Poetry, CNF, and Graphic Essays.

So good you can taste it.

Winner

Judge's Comments:

From hundreds of poems, our readers selected ten finalists to be sent to the judge, Sweet Co-founder and Managing Editor Katherine Riegel. She had a difficult time choosing from this wonderful group, but ultimately selected these to single out:

First place: “Ricocheted into Our Better Selves” by Heather Jessen

Judge’s note: I’m delighted with the ways language helps us see the world afresh in this
poem—“all long-legged maybe,” “the growl of pickups idling,” “all we wildlife”—as well as the
consonance and assonance that ground us in the physical through the pleasure of sound. But it’s
the exploration of what this viral moment could mean that sticks in my mind, the insistence that
experience does mean something, even if it’s experience via the screen.

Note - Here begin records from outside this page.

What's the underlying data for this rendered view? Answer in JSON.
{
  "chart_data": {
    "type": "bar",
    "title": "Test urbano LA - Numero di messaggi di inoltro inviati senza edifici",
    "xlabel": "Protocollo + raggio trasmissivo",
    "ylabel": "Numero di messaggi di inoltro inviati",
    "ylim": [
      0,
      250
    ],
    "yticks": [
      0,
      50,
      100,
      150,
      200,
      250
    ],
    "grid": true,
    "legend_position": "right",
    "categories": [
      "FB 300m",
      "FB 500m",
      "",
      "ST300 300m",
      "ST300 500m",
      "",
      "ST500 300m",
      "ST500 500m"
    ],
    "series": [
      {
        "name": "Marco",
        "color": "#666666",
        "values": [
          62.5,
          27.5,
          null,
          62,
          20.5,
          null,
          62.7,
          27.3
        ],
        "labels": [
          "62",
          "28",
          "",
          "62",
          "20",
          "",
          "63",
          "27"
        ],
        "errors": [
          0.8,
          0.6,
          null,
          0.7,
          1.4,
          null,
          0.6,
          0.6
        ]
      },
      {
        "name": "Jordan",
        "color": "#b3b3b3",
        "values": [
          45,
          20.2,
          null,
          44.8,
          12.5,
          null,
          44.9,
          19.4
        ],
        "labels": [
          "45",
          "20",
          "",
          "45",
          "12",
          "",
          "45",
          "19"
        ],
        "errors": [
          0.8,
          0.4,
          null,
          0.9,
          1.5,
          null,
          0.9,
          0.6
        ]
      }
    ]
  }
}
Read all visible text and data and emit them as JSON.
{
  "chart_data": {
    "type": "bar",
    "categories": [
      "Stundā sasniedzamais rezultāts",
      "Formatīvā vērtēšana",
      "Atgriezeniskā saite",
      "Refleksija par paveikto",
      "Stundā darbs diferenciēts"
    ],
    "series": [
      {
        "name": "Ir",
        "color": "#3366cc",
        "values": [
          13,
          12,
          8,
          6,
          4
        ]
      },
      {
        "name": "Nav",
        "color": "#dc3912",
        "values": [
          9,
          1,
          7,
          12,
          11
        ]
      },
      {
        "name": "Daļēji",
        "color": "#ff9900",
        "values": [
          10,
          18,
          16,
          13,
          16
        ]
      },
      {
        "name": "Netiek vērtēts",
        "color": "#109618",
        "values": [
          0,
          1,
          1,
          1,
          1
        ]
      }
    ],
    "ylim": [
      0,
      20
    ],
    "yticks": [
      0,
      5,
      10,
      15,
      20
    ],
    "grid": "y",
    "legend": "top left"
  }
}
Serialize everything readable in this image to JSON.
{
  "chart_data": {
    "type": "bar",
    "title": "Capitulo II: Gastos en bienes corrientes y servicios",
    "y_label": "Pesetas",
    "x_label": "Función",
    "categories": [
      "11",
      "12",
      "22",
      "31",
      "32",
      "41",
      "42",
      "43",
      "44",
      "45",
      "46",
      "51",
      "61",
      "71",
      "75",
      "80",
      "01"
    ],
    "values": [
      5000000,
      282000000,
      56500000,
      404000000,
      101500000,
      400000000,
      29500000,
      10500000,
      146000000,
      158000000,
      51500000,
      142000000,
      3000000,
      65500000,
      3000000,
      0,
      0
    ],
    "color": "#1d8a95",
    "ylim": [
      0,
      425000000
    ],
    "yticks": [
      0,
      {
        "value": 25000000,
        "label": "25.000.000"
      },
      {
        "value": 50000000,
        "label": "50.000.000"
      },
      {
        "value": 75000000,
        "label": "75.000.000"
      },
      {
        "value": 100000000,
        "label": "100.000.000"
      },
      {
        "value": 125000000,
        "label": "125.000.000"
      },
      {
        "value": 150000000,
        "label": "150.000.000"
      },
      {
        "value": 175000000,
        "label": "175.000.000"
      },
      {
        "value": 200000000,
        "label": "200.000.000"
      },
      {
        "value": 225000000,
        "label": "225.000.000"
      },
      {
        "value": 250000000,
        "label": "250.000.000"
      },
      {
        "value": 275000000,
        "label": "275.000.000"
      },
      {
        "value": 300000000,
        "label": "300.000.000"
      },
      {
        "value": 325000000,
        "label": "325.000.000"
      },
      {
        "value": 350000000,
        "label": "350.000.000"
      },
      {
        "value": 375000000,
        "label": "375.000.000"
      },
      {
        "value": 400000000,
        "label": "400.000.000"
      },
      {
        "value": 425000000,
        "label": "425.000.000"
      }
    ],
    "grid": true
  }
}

And I’m always a sucker
for a powerful ending, like this one, which reminds us of the human-created and human-
threatening dangers that make this moment of grace so vital.

Runners Up

Judge's Comments:

Second place: “Abecedarian: Whatever Grows” by Ashley Kirkland

This poem digs into “the beautiful and terrible and surprising / forms love can
take” with the kind of authentic and telling details we need to glimpse understanding ourselves.
Aunt B. has a cigarette and beer in the wedding photos, important life moments take place in the
Boy Scout parking lot. The form is so deftly used that I barely noticed it, yet it provides a frame
on which to hang the joys and sorrows of multi-generational family.

Third place: “Scientists Confirm Ocean Is Really Scary at Night” by Jill McCabe Johnson

Who could resist a poem with a humorous title like this, that goes on to explore
death and our feelings about it with insight and musicality?